April 15, 2015 / 1:58 AM / in 3 years

China accuses prominent NGO of 'breaking the law'

BEIJING (Reuters) - China’s foreign ministry threatened on Tuesday to punish a prominent non-governmental organisation which lobbied for the release of five freed women activists, saying the group must be held accountable for “breaking the law”.

Portraits of Li Tingting (top L), Wei Tingting (top R), (bottom, L-R) Wang Man, Wu Rongrong and Zheng Churan are pictured during a protest calling for their release in Hong Kong April 11, 2015. REUTERS/Tyrone Siu

Yirenping, an anti-discrimination NGO, has defended the rights of people with HIV, Hepatitis B, women and people with disabilities.

President Xi Jinping’s administration has detained hundreds of activists in the past two years, in what some rights groups say is the worst clampdown on dissent in two decades.

In late March, Chinese police officers raided Yirenping’s office and seized laptops and details of contacts, its co-founder, Lu Jun, told Reuters.

The NGO has also lobbied for five women activists whose detentions sparked an outcry by the West and Chinese rights campaigners.

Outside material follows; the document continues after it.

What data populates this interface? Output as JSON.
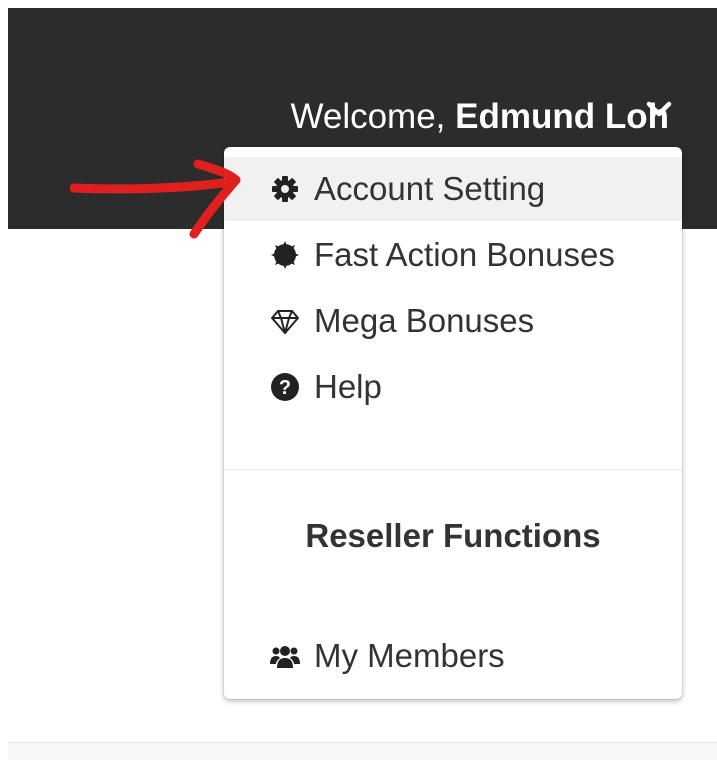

The women, who have campaigned against domestic violence and discrimination, were released on bail on Monday.

“For the organisation they are affiliated with, Beijing Yirenping Center, because this organisation is suspected of violating the law, it will face punishment,” Chinese Foreign Ministry spokesman Hong Lei said at a daily news briefing.

It is unclear what punishment Yirenping will face.

In a statement to reporters late on Tuesday, Lu said the NGO would hire a lawyer to respond to the allegations and the March raid on the office.

Lu said various police departments have monitored Yirenping closely since its founding in 2006.

“We have reason to believe that if Yirenping really engaged in ‘illegal’ behaviour, the police would have brought it up long ago, and not the foreign ministry today,” Lu said.

For more than a month, Lu has campaigned for the release of the women, sending journalists information and setting up a Facebook group called “Free Chinese Feminists”.

Wang Zheng, a scholar who researches Chinese women and gender at the University of Michigan, said she believed Chinese authorities targeted the women activists because “they want to smash Yirenping”.

“The authorities probably don’t want to make too big a splash by arresting the head of Yirenping, so they detained these young women to send the message,” Wang was quoted as saying in an interview published last weekend on China Change, a website on civil society in China.

“They succeeded in terrifying Yirenping. Once these young feminists were detained, everyone working at Yirenping knew this was about Yirenping,” she said.